Sismo de 7.2 en Ayacucho: El violento recordatorio de nuestra precaria gestión de riesgos
Un fuerte sismo de magnitud 7.2 se registró a las 13:00 horas de hoy jueves 20 de agosto. Su epicentro se localizó cerca de la localidad de Coracora, región…

Fuente de imagen: Agencia Andina
El potente movimiento telúrico sentido en Lima expone las brechas de comunicación y la falta de respuesta inmediata en las zonas más vulnerables del país.
Un sismo de magnitud 7.2 con epicentro en Ayacucho ha sacudido gran parte del territorio nacional, extendiendo el pánico hasta la capital y evidenciando, una vez más, la fragilidad de un Estado que parece reaccionar solo cuando la tierra se mueve. Aunque la magnitud del evento califica técnicamente como un terremoto mayor, la rapidez en la difusión de datos oficiales y la evaluación de daños en las zonas altoandinas sigue siendo el eslabón más débil de una cadena de prevención que, en el papel, dice estar preparada, pero en la práctica deja a regiones enteras en la incertidumbre.

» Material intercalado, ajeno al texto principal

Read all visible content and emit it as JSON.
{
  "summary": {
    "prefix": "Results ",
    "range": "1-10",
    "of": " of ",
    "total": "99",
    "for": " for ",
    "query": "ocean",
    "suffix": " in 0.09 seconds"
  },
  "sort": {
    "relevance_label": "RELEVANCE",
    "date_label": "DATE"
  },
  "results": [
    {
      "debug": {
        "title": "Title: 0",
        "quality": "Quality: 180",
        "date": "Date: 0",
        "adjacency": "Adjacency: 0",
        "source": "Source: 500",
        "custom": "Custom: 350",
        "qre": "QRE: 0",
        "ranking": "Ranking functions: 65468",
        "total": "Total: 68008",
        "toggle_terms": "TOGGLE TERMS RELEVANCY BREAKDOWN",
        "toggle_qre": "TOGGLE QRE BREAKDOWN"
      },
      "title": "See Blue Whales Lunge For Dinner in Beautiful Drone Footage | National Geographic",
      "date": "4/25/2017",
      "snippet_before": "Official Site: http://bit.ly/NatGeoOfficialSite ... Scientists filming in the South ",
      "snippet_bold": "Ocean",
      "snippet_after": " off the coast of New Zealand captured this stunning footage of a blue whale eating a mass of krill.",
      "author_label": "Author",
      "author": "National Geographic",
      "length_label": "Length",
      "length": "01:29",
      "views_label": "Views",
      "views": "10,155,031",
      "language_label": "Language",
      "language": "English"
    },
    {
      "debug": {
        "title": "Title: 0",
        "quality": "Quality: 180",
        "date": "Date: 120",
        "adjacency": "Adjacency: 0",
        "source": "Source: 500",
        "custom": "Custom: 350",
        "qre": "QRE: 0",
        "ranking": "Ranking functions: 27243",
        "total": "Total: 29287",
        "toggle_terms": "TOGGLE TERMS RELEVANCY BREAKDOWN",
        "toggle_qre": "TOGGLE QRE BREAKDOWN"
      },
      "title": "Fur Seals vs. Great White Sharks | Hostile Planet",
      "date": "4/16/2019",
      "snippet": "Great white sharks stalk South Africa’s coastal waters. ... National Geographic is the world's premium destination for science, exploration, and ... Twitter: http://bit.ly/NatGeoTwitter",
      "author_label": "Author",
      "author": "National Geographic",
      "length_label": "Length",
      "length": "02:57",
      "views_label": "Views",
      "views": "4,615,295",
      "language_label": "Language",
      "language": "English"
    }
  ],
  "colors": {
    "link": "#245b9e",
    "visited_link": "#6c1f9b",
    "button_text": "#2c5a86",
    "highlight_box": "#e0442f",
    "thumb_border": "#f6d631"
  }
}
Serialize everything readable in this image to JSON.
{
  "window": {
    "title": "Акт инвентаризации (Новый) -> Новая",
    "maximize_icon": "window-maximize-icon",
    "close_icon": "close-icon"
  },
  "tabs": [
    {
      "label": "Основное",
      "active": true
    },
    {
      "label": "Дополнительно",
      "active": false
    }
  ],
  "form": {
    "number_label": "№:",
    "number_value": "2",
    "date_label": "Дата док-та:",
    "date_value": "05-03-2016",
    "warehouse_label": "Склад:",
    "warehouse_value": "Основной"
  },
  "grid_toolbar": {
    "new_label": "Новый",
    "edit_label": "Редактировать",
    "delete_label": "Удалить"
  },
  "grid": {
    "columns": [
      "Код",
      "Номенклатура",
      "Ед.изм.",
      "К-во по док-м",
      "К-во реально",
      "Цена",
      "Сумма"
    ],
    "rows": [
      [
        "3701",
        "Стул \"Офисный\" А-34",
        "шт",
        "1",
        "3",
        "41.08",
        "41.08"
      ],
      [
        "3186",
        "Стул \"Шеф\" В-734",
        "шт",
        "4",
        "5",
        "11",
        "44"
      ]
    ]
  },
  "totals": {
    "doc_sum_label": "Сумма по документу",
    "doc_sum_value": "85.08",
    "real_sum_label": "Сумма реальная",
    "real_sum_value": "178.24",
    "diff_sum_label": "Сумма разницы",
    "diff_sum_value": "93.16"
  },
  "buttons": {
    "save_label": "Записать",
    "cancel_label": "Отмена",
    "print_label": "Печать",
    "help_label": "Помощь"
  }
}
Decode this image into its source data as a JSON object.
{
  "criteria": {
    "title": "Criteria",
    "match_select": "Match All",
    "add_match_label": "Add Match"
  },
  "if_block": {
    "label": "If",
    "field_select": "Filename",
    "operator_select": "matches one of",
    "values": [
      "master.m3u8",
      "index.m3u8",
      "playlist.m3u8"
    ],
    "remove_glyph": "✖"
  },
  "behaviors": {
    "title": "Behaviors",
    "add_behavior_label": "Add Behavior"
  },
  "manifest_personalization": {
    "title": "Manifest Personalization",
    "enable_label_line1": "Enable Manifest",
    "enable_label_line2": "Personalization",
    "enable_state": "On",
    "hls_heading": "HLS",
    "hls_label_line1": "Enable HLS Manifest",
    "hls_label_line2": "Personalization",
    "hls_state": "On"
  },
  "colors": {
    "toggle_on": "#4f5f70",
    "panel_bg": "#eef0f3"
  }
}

El epicentro de la desidia
El registro de 7.2 grados en Ayacucho no es una cifra menor; es un evento de gran escala que pone a prueba la resistencia de viviendas y servicios básicos en una región históricamente postergada. Mientras en Lima el sacudón generó alarma y saturación de líneas, en el epicentro la realidad suele ser el aislamiento. ¿Cómo es posible que, ante un evento de esta envergadura, el flujo de información desde las provincias hacia el centro del país presente los mismos retrasos de hace una década? La centralización de la emergencia es, en sí misma, un desastre adicional.
Lima y la alerta que no termina de llegar
El hecho de que el sismo se haya sentido con fuerza en Lima vuelve a poner sobre la mesa la efectividad de los protocolos de Defensa Civil y los sistemas de mensajería de emergencia. Si un sismo a cientos de kilómetros genera este nivel de zozobra, la pregunta sobre la resistencia de la infraestructura en la capital ante un evento similar es ineludible. La magnitud 7.2 es una advertencia que el Ejecutivo debe tomar con la seriedad que la gestión de riesgos exige, lejos de los comunicados protocolares que poco dicen sobre la seguridad real del ciudadano.
Lo que falta aclarar
- ¿Cuál es el reporte detallado y verificado de daños en las comunidades más alejadas del epicentro en Ayacucho, más allá de las cifras preliminares?
- ¿Por qué persisten las fallas en la conectividad y la comunicación inmediata entre los gobiernos regionales y el Instituto Nacional de Defensa Civil tras un sismo de magnitud mayor?
- ¿Qué acciones concretas de reforzamiento de infraestructura se han ejecutado en las zonas de mayor riesgo sísmico tras las constantes advertencias de los organismos técnicos?